Amanda Albright, who gave birth to triplets in January at York, says nurses and doctors ‘were very hands on’ about instructing her and her husband how to use sleep sacks and avoid putting other items in the crib. They have lined up two cribs with no extra bedding along their bedroom wall for daughter Macy and son Reid, and have a third ready for Lena, who is still in the neonatal intensive care unit. They won’t be sleeping with the babies, Ms. Albright says. ‘It is very intimidating at first to learn about the risks, and there are some that you can’t control,’ she says. ‘But we have to practice the prevention steps that we do know about.’
Halo and others sell wearable blankets at retail as infant sleepwear priced from $25 to $30. In 2006, Mr. Schmid began offering newborn-size sacks at no charge to hospitals that pay shipping costs. Hospitals can buy replacements at just over cost and at a discount to give or sell to new parents. Halo gives some proceeds to SIDS research and prevention groups such as First Candle, of Bel Air, Md., and it provides hospitals educational materials from First Candle promoting sacks over blankets. Halo says the groups use its funding at their own discretion and it isn’t aware of specific studies linking wearable blankets to a lower risk of SIDS.

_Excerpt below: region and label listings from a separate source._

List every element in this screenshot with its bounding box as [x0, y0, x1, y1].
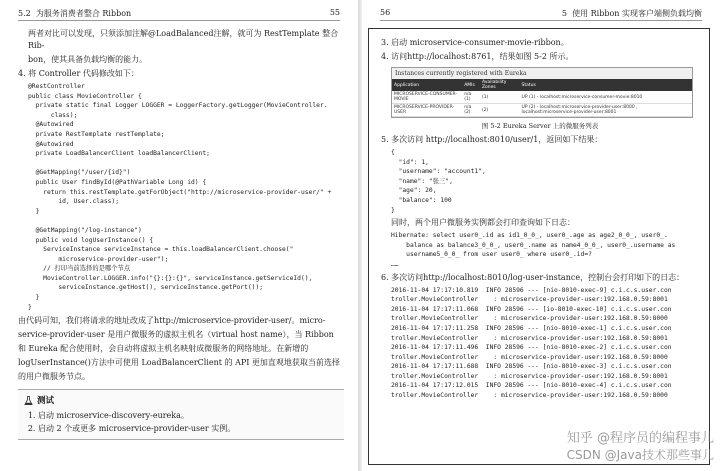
test-title-row: [24, 394, 338, 406]
test-item: 1. 启动 microservice-discovery-eureka。: [38, 409, 338, 422]
test-box: [18, 389, 344, 440]
watermark-csdn: CSDN @Java技术那些事儿: [566, 448, 714, 462]
right-page: [362, 0, 720, 471]
json-result-block: [381, 148, 699, 215]
left-page-number: 55: [329, 8, 340, 17]
eureka-screenshot: [391, 67, 693, 118]
right-page-number: 56: [380, 8, 391, 17]
table-cell: UP (1) - localhost:microservice-consumer-movie:8010: [520, 91, 692, 104]
eureka-panel-title: Instances currently registered with Eureka: [392, 68, 692, 79]
json-result: { "id": 1, "username": "account1", "name": "张三", "age": 20, "balance": 100 }: [391, 149, 486, 214]
step-3-text: 3. 启动 microservice-consumer-movie-ribbon。: [381, 38, 569, 47]
figure-caption: 图 5-2 Eureka Server 上的微服务列表: [481, 122, 599, 130]
controller-code: @RestController public class MovieController { private static final Logger LOGGER = LoggerFactory.getLogger(MovieController. class); @Autowired private RestTemplate restTemplate; @Autowired private LoadBalancerClient loadBalancerClient; @GetMapping("/user/{id}") public User findById(@PathVariable Long id) { return this.restTemplate.getForObject("http://microservice-provider-user/" + id, User.class); } @GetMapping("/log-instance") public void logUserInstance() { ServiceInstance serviceInstance = this.loadBalancerClient.choose(" microservice-provider-user"); // 打印当前选择的是哪个节点 MovieController.LOGGER.info("{}:{}:{}", serviceInstance.getServiceId(), serviceInstance.getHost(), serviceInstance.getPort()); } }: [28, 83, 332, 311]
step-5-text: 5. 多次访问 http://localhost:8010/user/1，返回如下结果：: [381, 135, 603, 144]
right-page-header: [380, 6, 702, 21]
flask-icon: [24, 396, 33, 405]
explanation-line: service-provider-user 是用户微服务的虚拟主机名（virtual host name），当 Ribbon: [18, 330, 334, 340]
console-log-block: [381, 286, 699, 401]
column-header: Status: [520, 79, 692, 91]
table-row: [392, 104, 692, 117]
explanation-line: 和 Eureka 配合使用时，会自动将虚拟主机名映射成微服务的网络地址。在新增的: [18, 344, 309, 354]
explanation-paragraph: [18, 315, 344, 383]
table-row: [392, 91, 692, 104]
left-page-header: [18, 6, 340, 21]
left-page-content: [18, 28, 344, 440]
ellipsis: ……: [391, 260, 399, 268]
table-cell: UP (2) - localhost:microservice-provider-user:8000 , localhost:microservice-provider-user:8001: [520, 104, 692, 117]
eureka-table-header: [392, 79, 692, 91]
table-cell: n/a (1): [462, 91, 480, 104]
table-cell: n/a (2): [462, 104, 480, 117]
hibernate-log-block: [381, 231, 699, 269]
hibernate-log: Hibernate: select user0_.id as id1_0_0_, user0_.age as age2_0_0_, user0_. balance as balance3_0_0_, user0_.name as name4_0_0_, user0_.username as username5_0_0_ from user user0_ where user0_.id=?: [391, 232, 676, 259]
eureka-instances-table: [392, 79, 692, 117]
simultaneous-text: 同时，两个用户微服务实例都会打印查询如下日志：: [391, 218, 575, 228]
explanation-line: logUserInstance()方法中可使用 LoadBalancerClient 的 API 更加直观地获取当前选择: [18, 358, 340, 368]
step-4-text: 4. 将 Controller 代码修改如下：: [18, 69, 139, 78]
right-page-content: [381, 35, 699, 401]
intro-line-2: bon，使其具备负载均衡的能力。: [28, 55, 148, 64]
explanation-line: 由代码可知，我们将请求的地址改成了http://microservice-provider-user/。micro-: [18, 316, 326, 326]
console-log: 2016-11-04 17:17:10.819 INFO 28596 --- [nio-8010-exec-9] c.i.c.s.user.con troller.MovieController : microservice-provider-user:192.168.0.59:8001 2016-11-04 17:17:11.068 INFO 28596 --- [io-8010-exec-10] c.i.c.s.user.con troller.MovieController : microservice-provider-user:192.168.0.59:8000 2016-11-04 17:17:11.258 INFO 28596 --- [nio-8010-exec-1] c.i.c.s.user.con troller.MovieController : microservice-provider-user:192.168.0.59:8001 2016-11-04 17:17:11.496 INFO 28596 --- [nio-8010-exec-2] c.i.c.s.user.con troller.MovieController : microservice-provider-user:192.168.0.59:8000 2016-11-04 17:17:11.688 INFO 28596 --- [nio-8010-exec-3] c.i.c.s.user.con troller.MovieController : microservice-provider-user:192.168.0.59:8001 2016-11-04 17:17:12.015 INFO 28596 --- [nio-8010-exec-4] c.i.c.s.user.con troller.MovieController : microservice-provider-user:192.168.0.59:8000: [391, 286, 672, 400]
watermark: [567, 427, 714, 463]
watermark-zhihu: 知乎 @程序员的编程事儿: [566, 431, 714, 446]
table-cell: (2): [480, 104, 520, 117]
explanation-line: 的用户微服务节点。: [18, 372, 90, 382]
test-title: 测试: [37, 396, 55, 407]
test-list: [24, 409, 338, 435]
right-page-frame: [368, 28, 710, 465]
column-header: Availability Zones: [480, 79, 520, 91]
test-item: 2. 启动 2 个或更多 microservice-provider-user 实例。: [38, 422, 338, 435]
left-page: [0, 0, 358, 471]
controller-code-block: [18, 82, 344, 312]
table-cell: MICROSERVICE-CONSUMER-MOVIE: [392, 91, 462, 104]
column-header: Application: [392, 79, 462, 91]
column-header: AMIs: [462, 79, 480, 91]
table-cell: MICROSERVICE-PROVIDER-USER: [392, 104, 462, 117]
table-cell: (1): [480, 91, 520, 104]
left-header-title: 5.2 为服务消费者整合 Ribbon: [18, 9, 132, 18]
intro-line-1: 两者对比可以发现，只须添加注解@LoadBalanced注解，就可为 RestTemplate 整合 Rib-: [28, 29, 339, 50]
right-header-title: 5 使用 Ribbon 实现客户端侧负载均衡: [561, 9, 702, 18]
step-6-text: 6. 多次访问http://localhost:8010/log-user-instance，控制台会打印如下的日志：: [381, 272, 685, 282]
step-4-text-right: 4. 访问http://localhost:8761，结果如图 5-2 所示。: [381, 52, 574, 61]
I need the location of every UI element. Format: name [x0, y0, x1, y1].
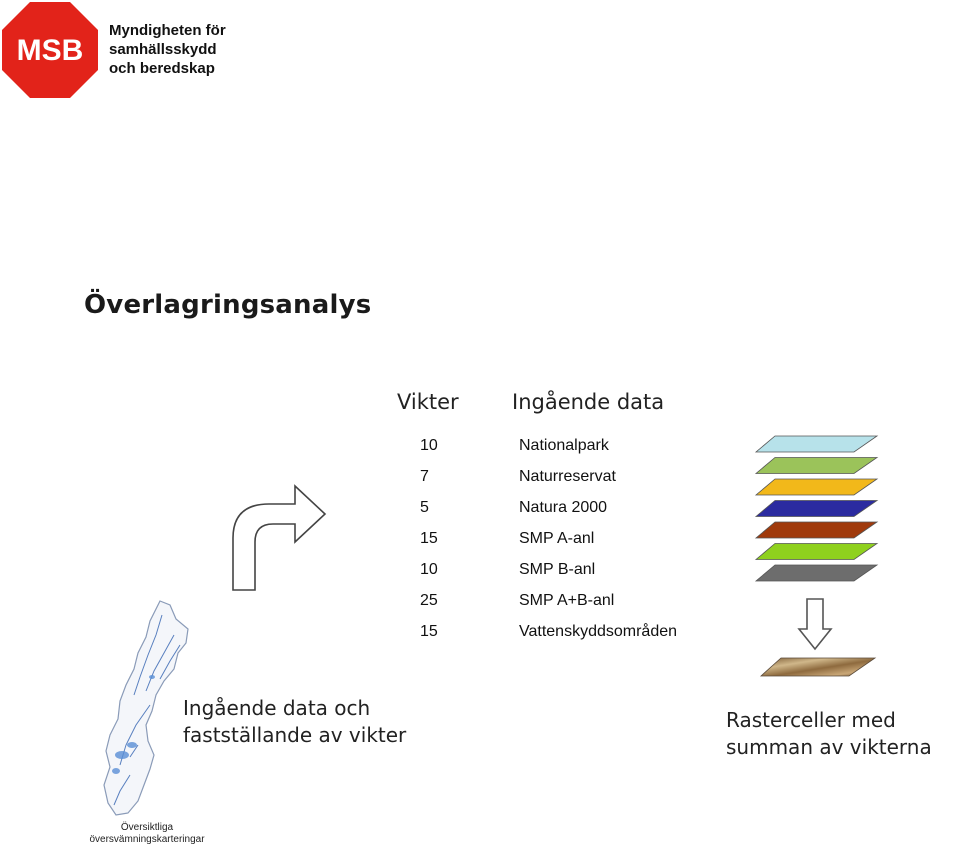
data-layer-name: SMP A-anl — [519, 530, 595, 547]
logo-mark: MSB — [16, 34, 84, 67]
data-layer-name: Nationalpark — [519, 437, 609, 454]
data-layer-sheet — [756, 436, 877, 452]
logo-line-2: samhällsskydd — [109, 41, 217, 58]
data-layer-sheet — [756, 479, 877, 495]
data-layer-name: SMP B-anl — [519, 561, 596, 578]
layer-stack — [750, 430, 885, 590]
page-title: Överlagringsanalys — [84, 290, 372, 320]
data-layer-name: SMP A+B-anl — [519, 592, 615, 609]
result-label-line-2: summan av vikterna — [726, 735, 932, 759]
weight-value: 15 — [420, 530, 438, 547]
result-raster-layer — [755, 655, 880, 681]
input-data-header: Ingående data — [512, 390, 665, 414]
down-arrow-icon — [795, 597, 835, 652]
weight-value: 5 — [420, 499, 429, 516]
data-layer-sheet — [756, 458, 877, 474]
result-label — [726, 707, 932, 761]
logo-text — [109, 21, 226, 78]
map-caption-line-2: översvämningskarteringar — [89, 834, 205, 845]
weight-value: 15 — [420, 623, 438, 640]
weight-value: 10 — [420, 561, 438, 578]
msb-logo-icon — [0, 0, 100, 100]
data-layer-sheet — [756, 544, 877, 560]
result-label-line-1: Rasterceller med — [726, 708, 896, 732]
data-layer-sheet — [756, 522, 877, 538]
logo-line-1: Myndigheten för — [109, 22, 226, 39]
data-layer-sheet — [756, 565, 877, 581]
input-label-line-2: fastställande av vikter — [183, 723, 407, 747]
input-data-label — [183, 695, 406, 749]
weight-value: 25 — [420, 592, 438, 609]
map-caption — [62, 822, 232, 846]
curved-arrow-icon — [225, 480, 335, 595]
data-layer-sheet — [756, 501, 877, 517]
map-caption-line-1: Översiktliga — [120, 822, 174, 833]
weights-header: Vikter — [397, 390, 459, 414]
data-layer-name: Natura 2000 — [519, 499, 608, 516]
data-layer-name: Vattenskyddsområden — [519, 623, 678, 640]
data-layer-name: Naturreservat — [519, 468, 616, 485]
weight-value: 10 — [420, 437, 438, 454]
weight-value: 7 — [420, 468, 429, 485]
input-label-line-1: Ingående data och — [183, 696, 371, 720]
logo-line-3: och beredskap — [109, 60, 215, 77]
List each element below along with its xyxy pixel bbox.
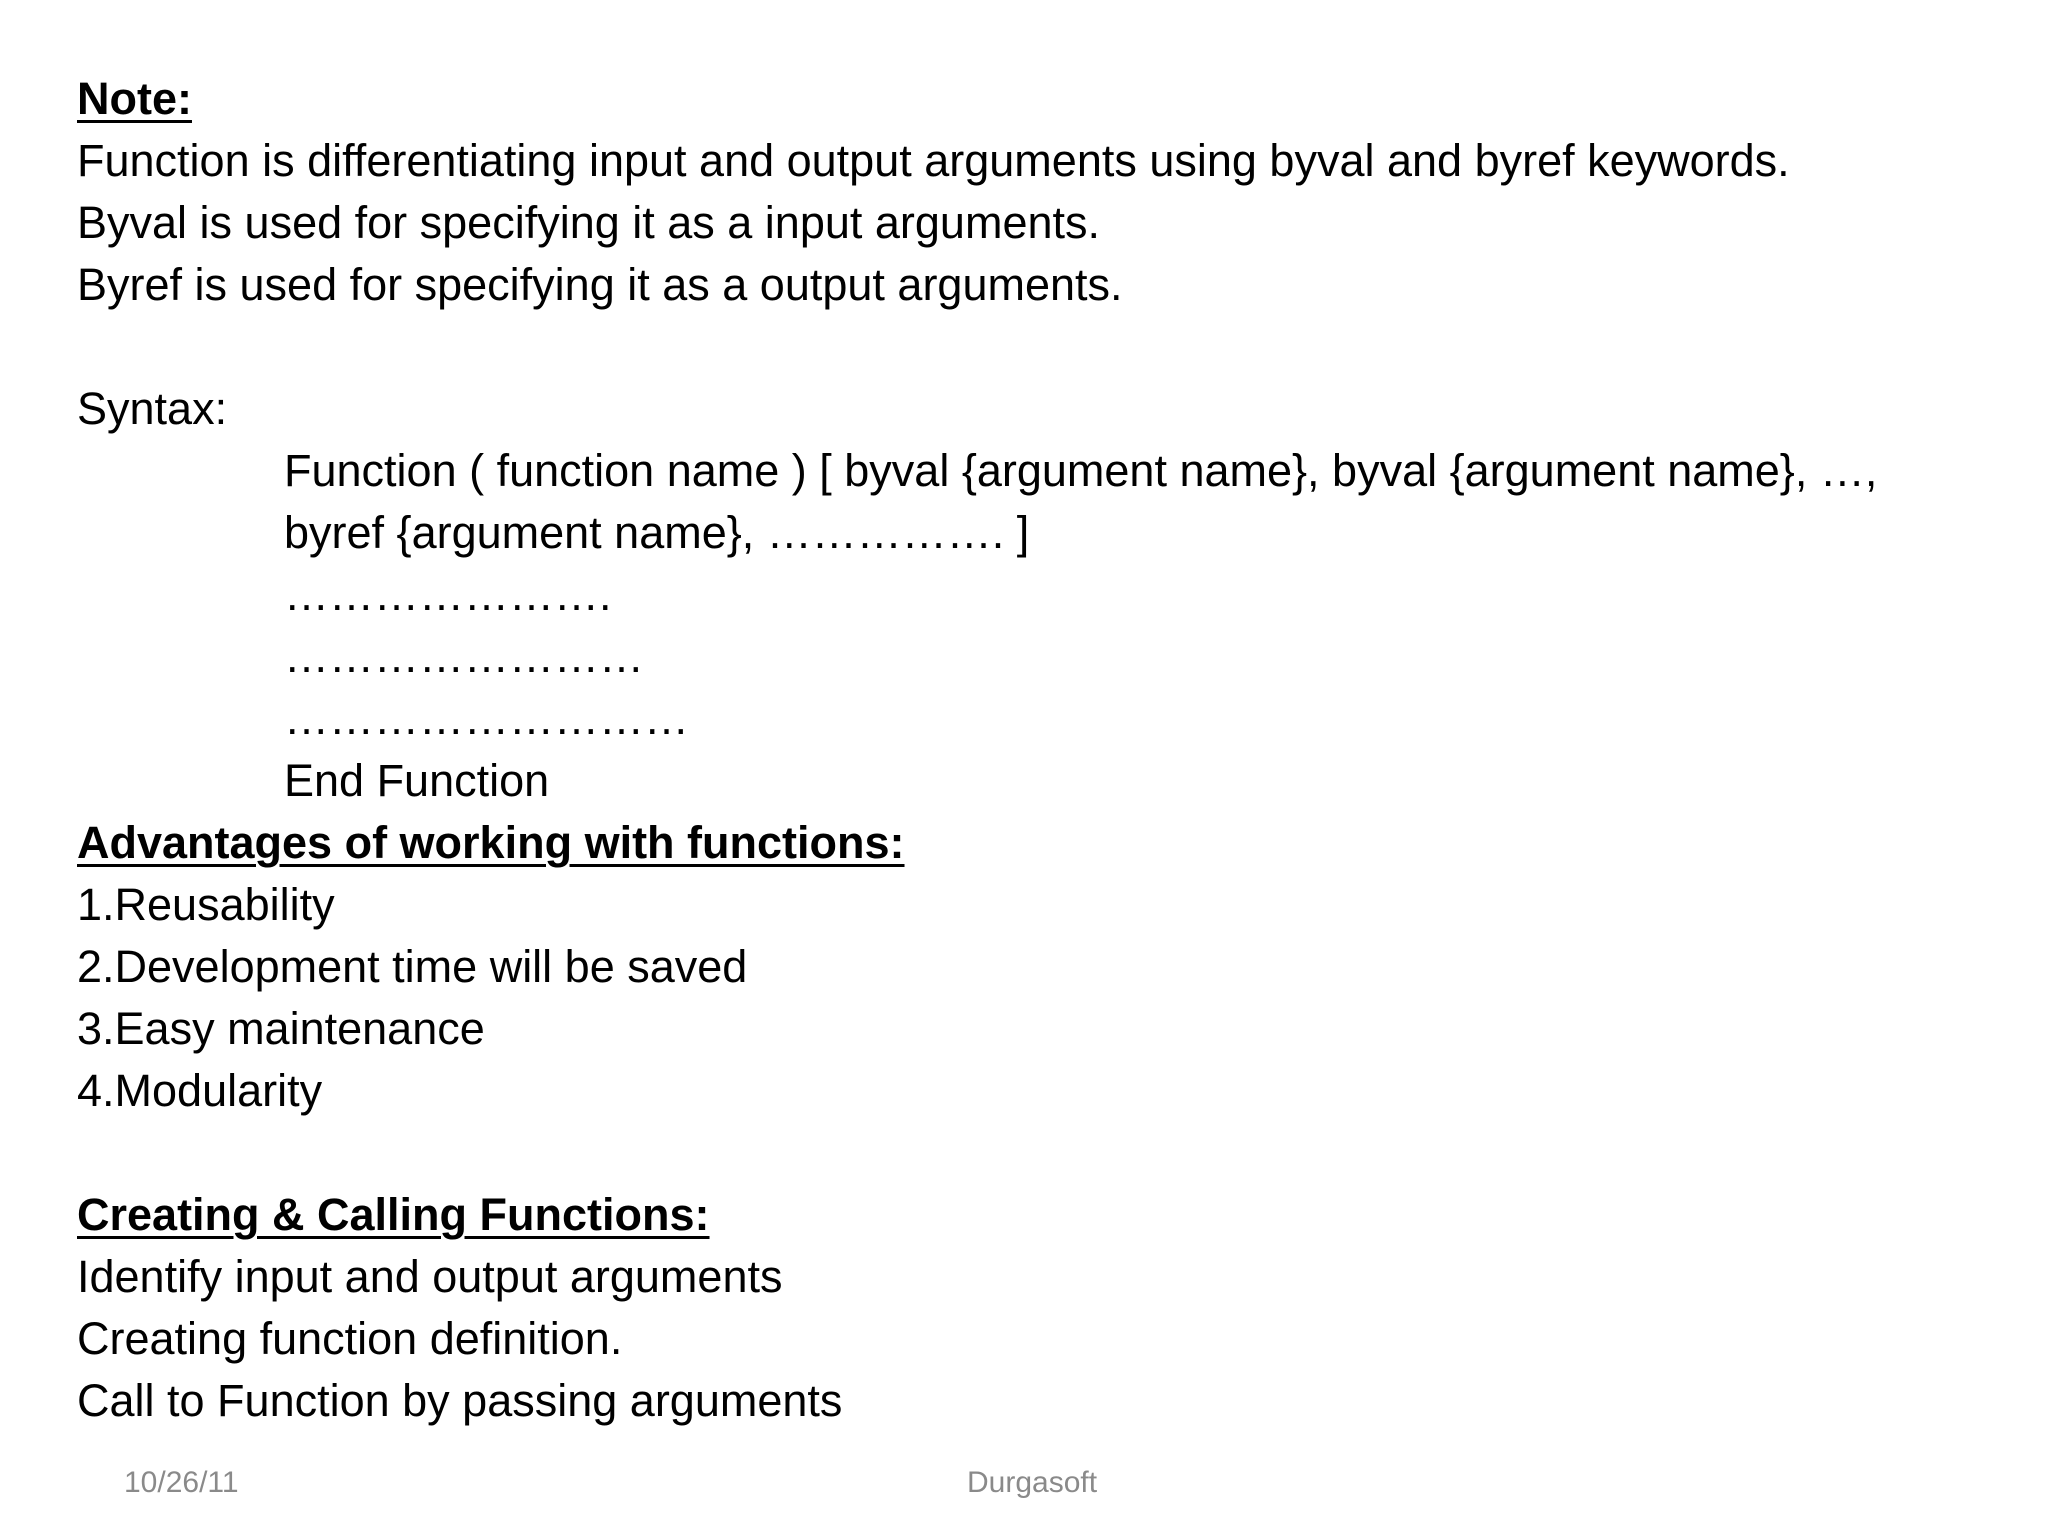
- advantage-item: 4.Modularity: [77, 1065, 323, 1116]
- creating-heading: Creating & Calling Functions:: [77, 1189, 710, 1240]
- creating-line-2: Creating function definition.: [77, 1313, 623, 1364]
- creating-line-1: Identify input and output arguments: [77, 1251, 783, 1302]
- advantages-heading: Advantages of working with functions:: [77, 817, 905, 868]
- spacer: [77, 1122, 1997, 1184]
- advantage-item: 2.Development time will be saved: [77, 941, 748, 992]
- note-heading: Note:: [77, 73, 192, 124]
- syntax-line-2: byref {argument name}, ……………. ]: [284, 507, 1030, 558]
- syntax-line-1: Function ( function name ) [ byval {argument name}, byval {argument name}, …,: [284, 445, 1878, 496]
- advantage-item: 3.Easy maintenance: [77, 1003, 485, 1054]
- footer-company: Durgasoft: [967, 1466, 1098, 1499]
- note-line-3: Byref is used for specifying it as a output arguments.: [77, 259, 1123, 310]
- syntax-label: Syntax:: [77, 383, 228, 434]
- syntax-line-4: ……………………: [284, 631, 644, 682]
- note-line-1: Function is differentiating input and output arguments using byval and byref keywords.: [77, 135, 1790, 186]
- syntax-line-5: ………………………: [284, 693, 689, 744]
- note-line-2: Byval is used for specifying it as a input arguments.: [77, 197, 1101, 248]
- syntax-line-3: ………………….: [284, 569, 612, 620]
- syntax-line-6: End Function: [284, 755, 550, 806]
- slide-body: [77, 68, 1997, 1432]
- footer-date: 10/26/11: [124, 1466, 239, 1499]
- spacer: [77, 316, 1997, 378]
- creating-line-3: Call to Function by passing arguments: [77, 1375, 843, 1426]
- advantage-item: 1.Reusability: [77, 879, 335, 930]
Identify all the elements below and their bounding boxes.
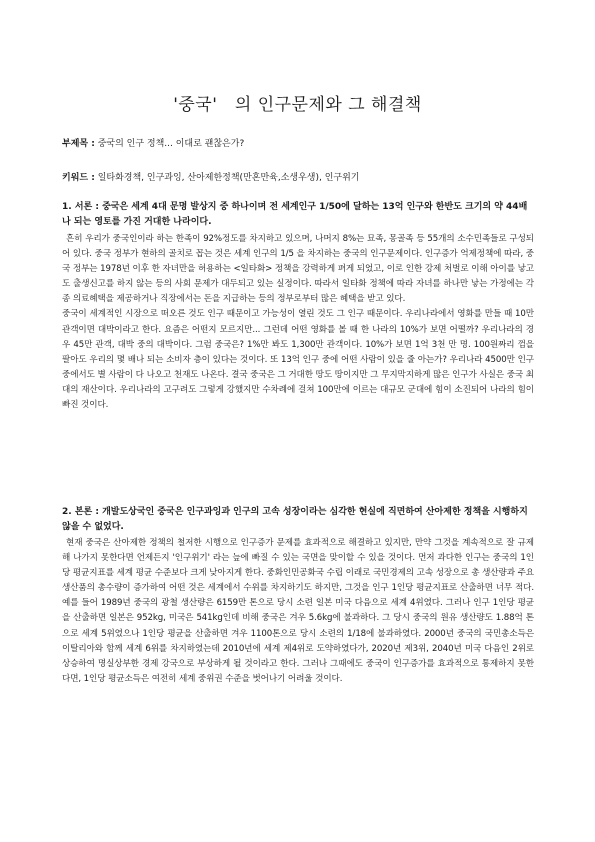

Medline Industries, of Mundelein, Ill., supplies about 40% of hospital baby blankets and says sales of its 60-year-old Kuddle-Up line of familiar striped blankets, caps and other pediatric apparel are up about 5% this year. Medline sells the blankets to hospitals for $1.50 to $2.50 each and recently began offering a sack-type garment for $7.50 to $8.50.
Jennifer Walrich, Medline senior product manager, says while the company isn’t seeing an ‘overwhelming trend’ in hospital requests for sleep sacks, there is definite interest. ‘If the blankets were to go away in five years, we will always have another product that fits their needs,’ she says. Safe-sleep guidelines don’t specifically recommend eliminating swaddling in blankets, she notes, but rather warn that blankets shouldn’t be allowed to come loose in a crib.
Still, nurses who have long prided themselves on their blanket-swaddling technique—sometimes called ‘baby origami’—now are delivering stern warnings about how easily blankets can get loose. Karen Shirley, director of maternal-newborn services at HCA Inc.’s Chippenham Hospital in Richmond, Va., says some babies ‘are like little Houdinis. One minute you think you’ve swaddled them tightly, and the next minute they don’t have one part of the blanket left on them.’
With their Velcro closures and zippers, the Halo sleep sacks can’t be sent through hospitals’ industrial laundries, the way blankets are, and instead must be sent out for special washing, adding to costs. But given the risks of loose blankets, ‘it’s the only way to go,’ says Marilyn Maggioncalda, clinical nurse specialist in the neonatal intensive care unit at Hurley Medical Center in Flint, Mich. Her unit puts new babies into sleep sacks while they’re in the hospital and sends each one of them home with a free sack of their own.